On the 8th, as covered by the Los Angeles Times, Storke continued his testimony for a cross-examination by Yda’s lawyers with the same material covered from the prior day and “no startling developments” evidently revealed. Prosecutor J.J. Boyce from the murder trial was called to the stand by Charles’ counsel and related that he and a deputy sheriff went to see Yda, who told them of the slight involving her husband and his partner and “related what she knew of the testimony.” Boyce, however, replied that he knew of this material and left.
Several defense witnesses offered their testimony during the afternoon, with the owners of the boarding house where the Storkes lived saying that they did not hear anything unkind said to Yda by Charles or Thomas, while the druggist who treated Addis for her morphine overdose was said to corroborate prior testimony on the incident.

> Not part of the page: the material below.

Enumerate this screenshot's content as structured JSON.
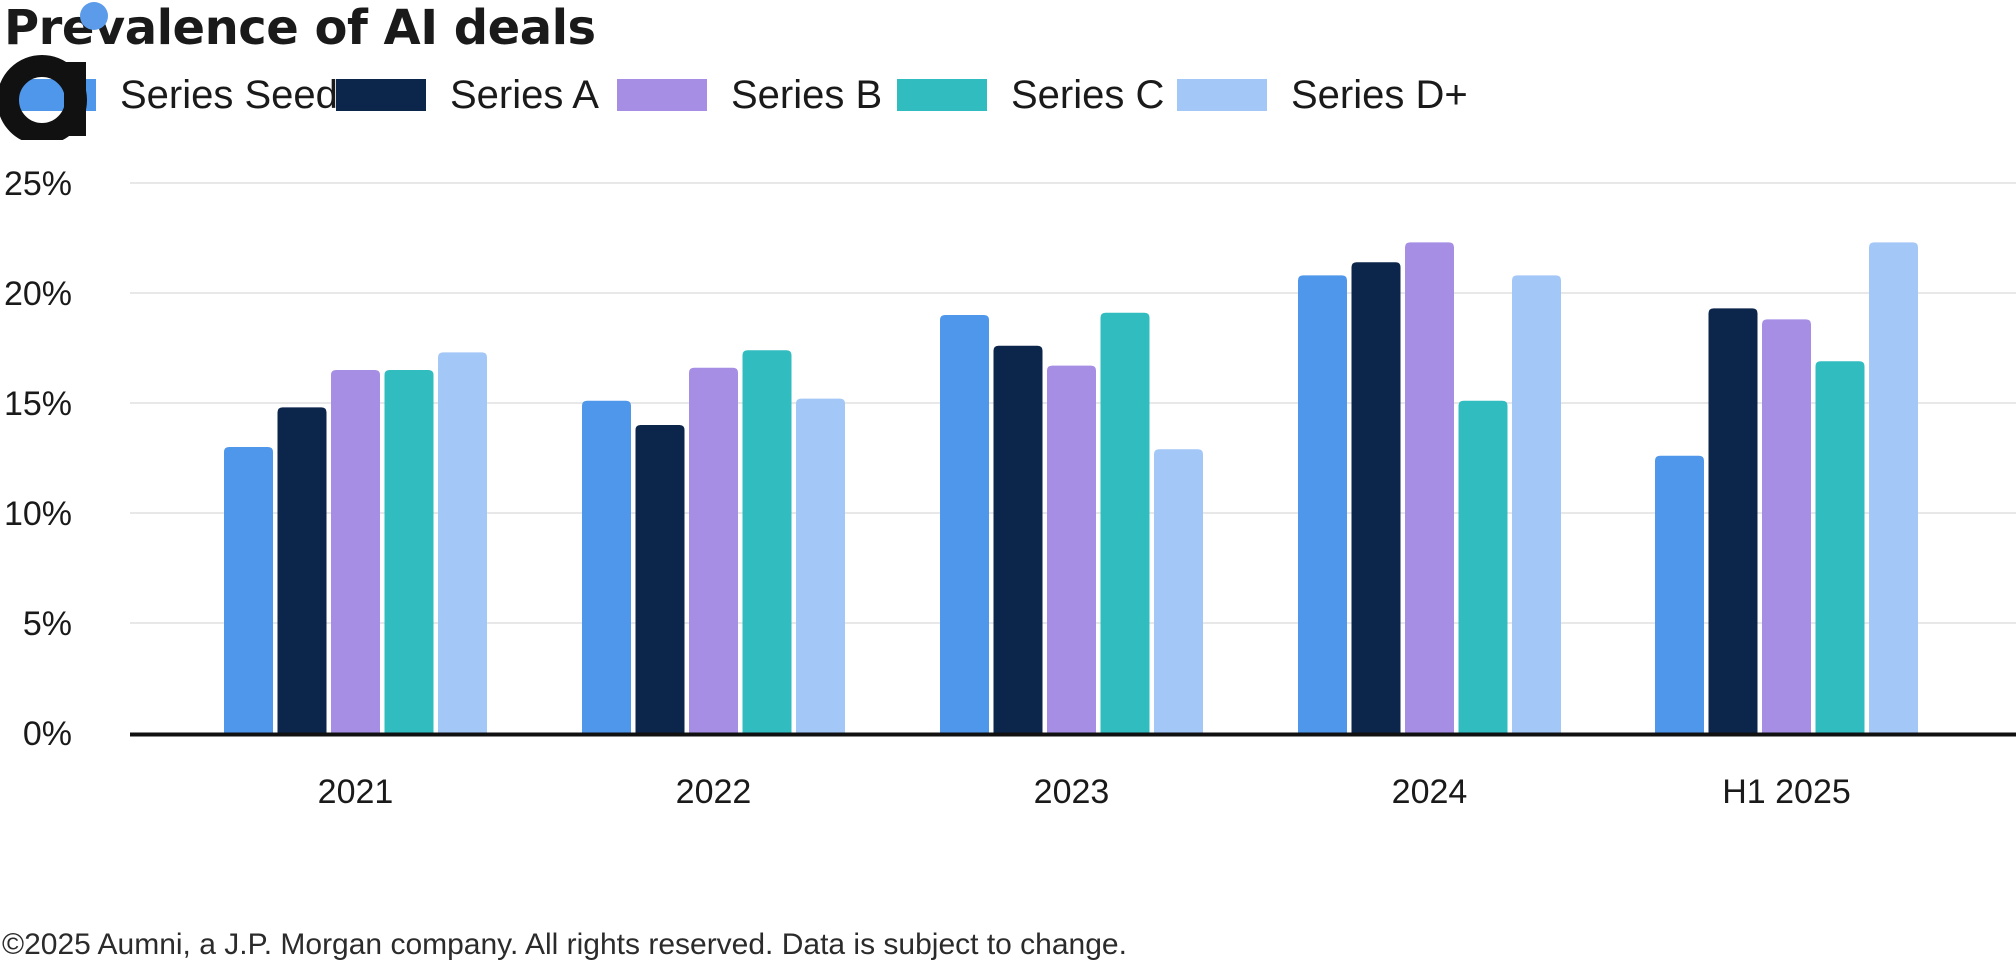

The following day’s proceedings, reported in the Times, included an extraordinary letter written by Yda to a woman who provided a deposition for Addis, but instead of helping her cause, was said to disprove a major point concerning what happened during the San Francisco excursion. The letter castigated the woman for not being a proper Christian and threatened that “I believe I could have you convicted of perjury,” while adding
I will leave you to lie down and rise and eat and live and die—for you must remember that you have to die—with the memory of your false witness resting upon you. If I should die, you would be in part my murderer. I shall not die.
After testimony concerning the morphine overdose, the Dr. Knox whom Yda said gave her a “certificate” advising she leave Santa Barbara was called to the stand and testified that Yda “was suffering from a form of insanity known as hysterical insanity.” Another physician was called to discuss the chronic states of such a malady. A pastor who stayed at the same boarding house and was “a peace commissioner between Storke and wife” testified he saw no ill treatment of Addis and that “she persisted that Tommy be sent away.” He did not, however, notice any indication of insanity on her part.
When Yda took the stand and claimed that it was Charles who sent her to prosecutor Boyce “to see what he knew of the defense,” Storke followed and denied this, stating “her actions had caused him mental suffering and ill health,” while another associate in that case said there were no problems among the counsel for the defendant.

Yda’s attorneys called witnesses who testified that they saw no indications of insanity with her, including two women who traveled with her to San Francisco in June 1891, while depositions were offered by prominent Los Angeles figures, including future mayor Thomas Rowan and Judge Henry O’Melveny (whose son was a classmate of Yda’s at Los Angeles High School), and who said she was “excitable and emotional” but that “they had never noticed anything approaching insanity.”
With the conclusion of testimony, Yda’s attorneys filed a motion for $250 in expenses for legal costs and asked for alimony in the complaint alleging cruelty. In turn, Storke asked for a divorce on the grounds of cruelty and insanity. The following morning, the court ruled that Charles pay Yda $118.45 as costs for the suit.

In early February, the judge, W.B. Cope, issued a ruling that Yda’s allegations were not proven, but that those of Charles “are true, but at the times the acts transpired the plaintiff’s mental and physical condition were such as to render her irresponsible therefor” and that “they do not prove cruelty as in contemplation of the statutes.” Finally, Cope ruled that Addis “prior to marriage was not insane, and that she is not know insane.”